We all benefit from the paid developers working on Linux. The number of such people are linked to the profitability of Linux for companies which is a function of popularity.

[–] LeFantome@programming.dev 4 points 9 months ago

Great question. It is based on Wine 9 and so, I expect, it has experimental Wayland support that is not enabled by default.

https://www.omgubuntu.co.uk/2024/01/wine-9-0-released-with-new-wow64-mode-experimental-wayland-driver/amp

[–] LeFantome@programming.dev 6 points 9 months ago (2 children)

To quote both of you “nevertheless complies with the GPL and other standard copyleft terms”.

Were you trying to prove his point?

[–] LeFantome@programming.dev 25 points 9 months ago* (last edited 9 months ago)

There used to be a Linux just called Red Hat Linux. It was run by Red Hat obviously but a community built up around it.

Fedora was literally created by RedHat and staffed to be the “community” distro. They did this so that they could be “corporate” with Red Hat Linux ( now called Red Hat Enterprise Linux ).

I find it funny when people say that Red Hat is going to try to take away the community in Fedora and use their corporate behaviour in RHEL as an example. They literally created them both. The whole point of Fedora is to be community driven.

Fedora is a lot like RHEL in most ways but absolutely not a competitor to it. More of a testing ground. This is all by design.

Where things went wrong for them is that somebody created a bug for bug clone of RHEL. The story was that the clone would be a “community” but that is bonkers because ( by definition ) the clone cannot deviate from RHEL. It cannot innovate. It cannot modify or contribute code ( not even fix bugs ). So, it was just a zero cost version of RHEL. The whole reason for creating Fedora was to prevent that.

Anyway, Red Hat likes Fedora and WANTS it to be “free” and anybody that understands the history knows why.

In fact, the problem is somewhat that Fedora is not allowed to get too corporate. You will notice that Fedora is one of the staunchest distros with regards to including potentially patented codecs and such for example.

[–] LeFantome@programming.dev 5 points 9 months ago

I see that you are trying to be nice.

If you have a chance to save me in the future, please do not withhold your wanting to be nice. Please tell me what you know ( like, for example, that. I should not use Manjaro ).

[–] LeFantome@programming.dev 4 points 9 months ago

There are a million Arch derivatives.
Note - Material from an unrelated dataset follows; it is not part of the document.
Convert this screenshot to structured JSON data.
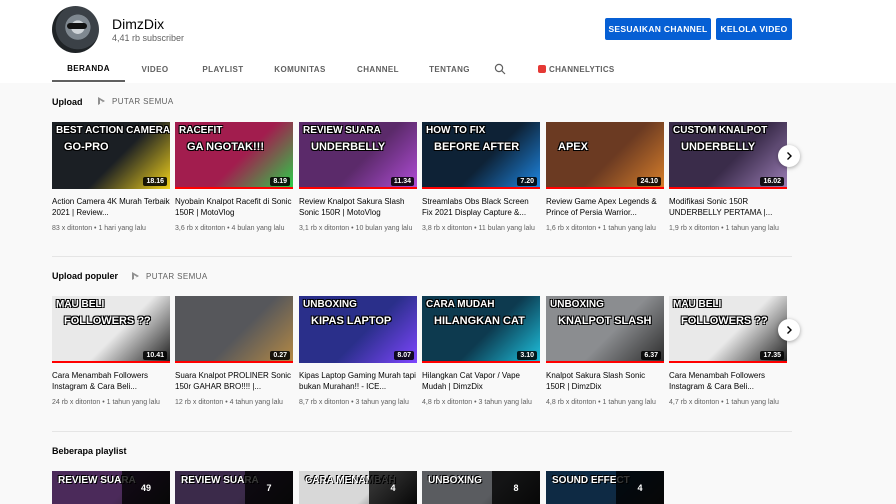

I think we are ok.

EOS is my favourite though.

[–] LeFantome@programming.dev 9 points 9 months ago* (last edited 9 months ago)

apt update && apt upgrade > pacman -Syu

apt install package > pacman -S package

apt remove package > pacman -Rns package

apt search package > pacman -Ss package

Except first dump Manjaro for EndeavourOS.

Once on EOS, dump pacman for yay ( sub yay in for pacman above ).

Yay will add access to the AUR ( WAY more packages )

[–] LeFantome@programming.dev 19 points 9 months ago

The Intel GPU drivers have been improving rapidly. If you buy one, you are making a bet that this will continue.

The other comments here are typical of feedback overall. People who actually own the hardware report that everything is basically fine although there are still a few small issues and performance from game to game can vary with some much better than you would expect and some quite a bit worse. You are betting on the drivers closing that gap.

Only you can say if the above means they are ready. If you are going to be frustrated by any issues and the titles with lacklustre performance? If so, Intel is probably not for you at this time.

Are you going to be happy today and increasingly happy as the platform matures? If so, go for it. It is clear that, for the money, the hardware punches above its weight but is held back by the software. The software is likely to improve. Does that sound good or bad to you?

[–] LeFantome@programming.dev 7 points 9 months ago (1 children)

It seems quite likely that, in the Arch ( EOS ) system at least, a tonne of that space is being used up by the package cache. By default, the system keeps copies of the packages for all software you install. This can indeed take gigs of space but it has nothing to do with your running system. A simple command purges them all and reclaims the space. You would obviously want to do this before reporting installation size. I bet he did not.